Feminism taking root is also valuable for men who experience sexual assault. It is not uncommon for men to be particularly reticent with personal feelings or experiences. Sexual assault is not something that is easy for anyone to speak about. But I empathize with men who have to face additional stigmas dictated by a more patriarchal society when  broaching this subject.

Ideas in our society prevent male survivors from speaking out about sexual assaultBecause of how men are socialized and expected to behave in our society, a male survivor of sexual assault may feel as if he is not a “real man.”  Because men are often expected to always be ready for sex and to be the aggressors in sexual relationships, it may be difficult for a man to tell people that he has been sexually assaulted . . . this stigma may negatively impact a male survivor’s social experiences, and it may also lead male survivors to avoid disclosure (http://sapac.umich.edu/article/53)

Why are we stressing on women? “India’s Daughter”, still remember this title? The banned documentary made by BBC about a victim, who was gang-raped in bus and beaten to death. I still remember how the comments made during the documentary triggered the woman organizations internationally.

  • “A decent girl won’t roam around at nine o’clock at night. A girl is far more responsible for rape than a boy.” said one of the accused.  
  • “In our society, we never allow our girls to come out from the house after 6:30 or 7:30 or 8:30 in the evening with any unknown person,” said one of the lawyers, ML Sharma.
  • “You are talking about man and woman as friends. Sorry, that doesn’t have any place in our society. We have the best culture. In our culture, there is no place for a woman.”, said other lawyer.

Judge’s decision in this case may help provide a sense of closure for the woman’s family and friends. Then what happened? Where do we stand now? More rapes and more murders. Did we get any better? NO. Are we planning to get better? I don’t know! The no of sexual assaults only keep increasing day by day. 


These are few of the million cases out there. All we are asking for a real-democratic country, where woman is not treated as an animal, and given equal rights to survive and express herself. Here is a recent article discussing the abuse a woman faces day to day: Dark Truths of Sex behind closed doors in India.

Less schooling, low female literacy rate, fewer work opportunities, no freedom for choice of life, systemic discrimination, sexual assaults, female foeticide. In 21st century? Really?Changing this requires serious rethinking in the halls of government, in courts, schools and police stations. It also means change in Indian homes. All women should be open about discussing any kind of abuse or ill treatment. Hiding yourself means making yourself a victim.

“First, we have to change ourselves. Until we change the mindset in our homes, this will continue.”

The struggle to stop violence against women is far from over.
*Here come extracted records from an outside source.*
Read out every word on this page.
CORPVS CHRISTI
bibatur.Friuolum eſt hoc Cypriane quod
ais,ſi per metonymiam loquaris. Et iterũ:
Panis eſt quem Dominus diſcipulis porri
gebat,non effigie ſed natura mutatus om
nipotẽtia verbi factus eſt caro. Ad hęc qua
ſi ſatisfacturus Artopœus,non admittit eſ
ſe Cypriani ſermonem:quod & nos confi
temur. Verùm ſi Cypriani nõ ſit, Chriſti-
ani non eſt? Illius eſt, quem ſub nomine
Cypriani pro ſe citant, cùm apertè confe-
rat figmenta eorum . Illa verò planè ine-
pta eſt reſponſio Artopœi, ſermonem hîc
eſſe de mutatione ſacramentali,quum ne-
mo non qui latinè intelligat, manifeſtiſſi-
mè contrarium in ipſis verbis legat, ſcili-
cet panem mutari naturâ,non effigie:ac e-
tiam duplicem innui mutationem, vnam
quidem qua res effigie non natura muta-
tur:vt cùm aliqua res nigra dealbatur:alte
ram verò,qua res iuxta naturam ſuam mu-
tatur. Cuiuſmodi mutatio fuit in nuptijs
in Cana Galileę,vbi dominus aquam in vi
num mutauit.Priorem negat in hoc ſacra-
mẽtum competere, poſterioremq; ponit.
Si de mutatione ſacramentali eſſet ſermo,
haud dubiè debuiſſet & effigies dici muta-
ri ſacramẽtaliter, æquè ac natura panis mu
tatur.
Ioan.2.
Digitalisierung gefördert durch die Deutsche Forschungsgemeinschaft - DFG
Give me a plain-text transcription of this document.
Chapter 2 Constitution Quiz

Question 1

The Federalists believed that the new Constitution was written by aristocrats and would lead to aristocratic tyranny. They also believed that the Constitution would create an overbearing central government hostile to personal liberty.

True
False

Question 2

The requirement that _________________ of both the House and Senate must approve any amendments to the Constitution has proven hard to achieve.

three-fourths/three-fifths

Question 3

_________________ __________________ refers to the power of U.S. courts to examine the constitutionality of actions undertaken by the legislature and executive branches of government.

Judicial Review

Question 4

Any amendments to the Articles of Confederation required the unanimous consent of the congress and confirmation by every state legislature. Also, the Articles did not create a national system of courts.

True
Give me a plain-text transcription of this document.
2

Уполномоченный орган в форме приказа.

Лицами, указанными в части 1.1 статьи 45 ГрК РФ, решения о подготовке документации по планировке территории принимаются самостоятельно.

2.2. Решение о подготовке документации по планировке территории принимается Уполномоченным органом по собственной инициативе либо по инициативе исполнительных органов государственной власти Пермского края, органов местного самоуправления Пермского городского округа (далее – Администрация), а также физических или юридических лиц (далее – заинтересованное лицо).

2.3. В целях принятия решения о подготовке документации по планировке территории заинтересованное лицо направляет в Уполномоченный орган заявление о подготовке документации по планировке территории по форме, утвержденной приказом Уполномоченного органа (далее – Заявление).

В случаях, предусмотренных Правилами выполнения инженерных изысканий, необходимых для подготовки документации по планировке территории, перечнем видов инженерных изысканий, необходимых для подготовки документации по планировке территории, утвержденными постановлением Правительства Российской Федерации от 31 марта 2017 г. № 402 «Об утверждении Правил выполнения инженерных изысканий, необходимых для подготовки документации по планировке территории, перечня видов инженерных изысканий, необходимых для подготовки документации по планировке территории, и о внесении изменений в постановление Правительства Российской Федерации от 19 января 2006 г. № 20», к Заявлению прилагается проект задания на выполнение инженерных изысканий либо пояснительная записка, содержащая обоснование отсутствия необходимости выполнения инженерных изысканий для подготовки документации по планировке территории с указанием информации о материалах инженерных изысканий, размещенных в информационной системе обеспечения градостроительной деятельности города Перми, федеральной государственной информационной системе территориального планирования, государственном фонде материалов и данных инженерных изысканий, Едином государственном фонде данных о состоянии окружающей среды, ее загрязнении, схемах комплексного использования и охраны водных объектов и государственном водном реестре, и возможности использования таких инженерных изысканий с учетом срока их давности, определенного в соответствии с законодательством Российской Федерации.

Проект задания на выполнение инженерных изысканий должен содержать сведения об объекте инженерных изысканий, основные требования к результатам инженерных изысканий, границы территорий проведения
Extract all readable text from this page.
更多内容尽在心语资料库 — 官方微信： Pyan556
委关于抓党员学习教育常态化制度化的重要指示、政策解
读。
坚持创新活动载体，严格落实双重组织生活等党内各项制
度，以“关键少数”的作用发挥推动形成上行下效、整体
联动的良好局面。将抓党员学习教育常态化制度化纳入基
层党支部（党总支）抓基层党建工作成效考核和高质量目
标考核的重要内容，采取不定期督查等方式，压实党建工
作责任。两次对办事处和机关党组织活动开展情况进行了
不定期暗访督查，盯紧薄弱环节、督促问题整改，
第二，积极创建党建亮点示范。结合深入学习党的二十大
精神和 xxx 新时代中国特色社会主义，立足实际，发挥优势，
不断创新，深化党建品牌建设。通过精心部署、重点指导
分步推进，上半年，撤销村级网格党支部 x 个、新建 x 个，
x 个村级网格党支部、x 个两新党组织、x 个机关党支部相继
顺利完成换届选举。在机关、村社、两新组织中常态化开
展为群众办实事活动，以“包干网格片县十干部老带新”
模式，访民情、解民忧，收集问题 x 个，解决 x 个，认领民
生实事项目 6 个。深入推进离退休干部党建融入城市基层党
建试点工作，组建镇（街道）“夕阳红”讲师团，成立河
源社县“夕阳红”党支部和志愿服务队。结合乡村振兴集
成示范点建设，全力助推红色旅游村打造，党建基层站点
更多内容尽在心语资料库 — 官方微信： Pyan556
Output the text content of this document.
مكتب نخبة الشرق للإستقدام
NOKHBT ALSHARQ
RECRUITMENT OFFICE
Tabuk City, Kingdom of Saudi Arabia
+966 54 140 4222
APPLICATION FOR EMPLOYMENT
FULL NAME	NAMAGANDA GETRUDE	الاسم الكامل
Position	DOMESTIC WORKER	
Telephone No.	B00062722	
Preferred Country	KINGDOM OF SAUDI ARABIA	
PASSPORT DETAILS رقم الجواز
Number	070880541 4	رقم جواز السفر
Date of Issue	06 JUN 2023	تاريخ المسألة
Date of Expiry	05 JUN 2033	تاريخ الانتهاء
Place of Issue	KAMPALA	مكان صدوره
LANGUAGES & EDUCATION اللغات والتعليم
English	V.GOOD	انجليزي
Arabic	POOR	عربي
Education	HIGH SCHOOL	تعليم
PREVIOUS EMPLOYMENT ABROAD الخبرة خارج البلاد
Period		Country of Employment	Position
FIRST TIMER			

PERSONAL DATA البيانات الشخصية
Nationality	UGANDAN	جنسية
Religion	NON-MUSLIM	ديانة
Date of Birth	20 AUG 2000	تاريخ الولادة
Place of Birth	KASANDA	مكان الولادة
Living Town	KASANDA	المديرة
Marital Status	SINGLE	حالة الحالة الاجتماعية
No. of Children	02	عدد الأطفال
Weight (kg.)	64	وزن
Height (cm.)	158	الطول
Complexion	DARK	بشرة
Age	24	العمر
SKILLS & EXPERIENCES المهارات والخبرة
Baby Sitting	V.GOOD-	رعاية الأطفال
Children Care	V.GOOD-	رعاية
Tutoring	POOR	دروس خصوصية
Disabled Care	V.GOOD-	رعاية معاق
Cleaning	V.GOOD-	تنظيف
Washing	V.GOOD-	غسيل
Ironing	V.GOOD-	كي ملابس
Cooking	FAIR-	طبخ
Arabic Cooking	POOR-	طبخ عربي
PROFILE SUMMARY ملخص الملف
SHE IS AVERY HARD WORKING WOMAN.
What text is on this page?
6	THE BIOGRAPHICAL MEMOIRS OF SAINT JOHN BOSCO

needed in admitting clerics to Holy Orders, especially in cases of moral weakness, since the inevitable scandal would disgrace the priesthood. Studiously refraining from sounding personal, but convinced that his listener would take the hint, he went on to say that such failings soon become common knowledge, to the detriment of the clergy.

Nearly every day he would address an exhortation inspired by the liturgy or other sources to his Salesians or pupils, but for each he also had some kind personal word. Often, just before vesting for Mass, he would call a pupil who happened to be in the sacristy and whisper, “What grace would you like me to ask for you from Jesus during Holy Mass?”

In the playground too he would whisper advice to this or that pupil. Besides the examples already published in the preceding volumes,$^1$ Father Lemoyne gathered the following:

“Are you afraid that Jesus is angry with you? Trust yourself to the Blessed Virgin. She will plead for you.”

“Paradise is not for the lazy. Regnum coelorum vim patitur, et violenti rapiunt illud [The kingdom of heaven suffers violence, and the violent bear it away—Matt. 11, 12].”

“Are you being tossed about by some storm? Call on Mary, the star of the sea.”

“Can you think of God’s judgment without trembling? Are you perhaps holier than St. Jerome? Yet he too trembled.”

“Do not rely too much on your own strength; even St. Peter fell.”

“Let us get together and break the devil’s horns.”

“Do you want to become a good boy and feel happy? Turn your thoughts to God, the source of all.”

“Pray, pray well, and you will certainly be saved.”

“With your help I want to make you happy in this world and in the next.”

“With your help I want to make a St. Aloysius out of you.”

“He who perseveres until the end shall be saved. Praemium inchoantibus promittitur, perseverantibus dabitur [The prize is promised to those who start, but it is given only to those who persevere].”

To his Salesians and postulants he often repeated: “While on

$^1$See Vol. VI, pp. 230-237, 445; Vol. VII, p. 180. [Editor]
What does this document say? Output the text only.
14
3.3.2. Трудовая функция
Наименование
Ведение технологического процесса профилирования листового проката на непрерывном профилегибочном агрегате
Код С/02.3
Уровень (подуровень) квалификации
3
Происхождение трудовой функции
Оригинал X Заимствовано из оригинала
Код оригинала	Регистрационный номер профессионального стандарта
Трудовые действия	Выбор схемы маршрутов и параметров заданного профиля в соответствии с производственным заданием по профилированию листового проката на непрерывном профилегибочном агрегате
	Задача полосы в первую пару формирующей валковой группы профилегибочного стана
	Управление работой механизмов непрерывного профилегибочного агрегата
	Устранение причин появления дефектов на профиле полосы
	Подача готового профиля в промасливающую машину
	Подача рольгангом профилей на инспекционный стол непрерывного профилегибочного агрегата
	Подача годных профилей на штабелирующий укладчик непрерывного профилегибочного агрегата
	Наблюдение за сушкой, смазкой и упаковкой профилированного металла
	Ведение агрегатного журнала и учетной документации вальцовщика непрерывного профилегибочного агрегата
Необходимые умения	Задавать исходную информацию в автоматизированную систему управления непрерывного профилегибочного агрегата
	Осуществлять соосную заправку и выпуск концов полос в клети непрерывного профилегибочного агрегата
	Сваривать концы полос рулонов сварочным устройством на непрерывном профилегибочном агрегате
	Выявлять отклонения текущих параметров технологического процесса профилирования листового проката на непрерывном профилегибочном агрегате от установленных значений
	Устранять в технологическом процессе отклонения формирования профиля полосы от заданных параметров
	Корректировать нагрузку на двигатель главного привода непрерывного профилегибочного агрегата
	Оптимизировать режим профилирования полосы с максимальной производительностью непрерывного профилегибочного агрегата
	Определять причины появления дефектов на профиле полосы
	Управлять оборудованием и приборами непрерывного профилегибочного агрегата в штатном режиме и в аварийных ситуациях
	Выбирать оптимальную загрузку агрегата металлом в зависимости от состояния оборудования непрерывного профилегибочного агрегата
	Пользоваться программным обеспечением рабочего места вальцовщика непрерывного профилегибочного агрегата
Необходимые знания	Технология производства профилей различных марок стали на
Like Mahatma Gandhi once said “the day a woman can walk freely on the roads, that day we can say that India achieved independence”

I am thankful to all the leaders who worked for Women Empowerment. If not for them, I wouldn’t be here, at this stage, being who I am and doing what I am doing. I hope we get better at addressing our issues regarding “Equal rights”. 4-women-support-vawa

Women are more than just bodies. She can not just give birth to you, but do way more than that. Let’s empower each other. For a better society, for a better future.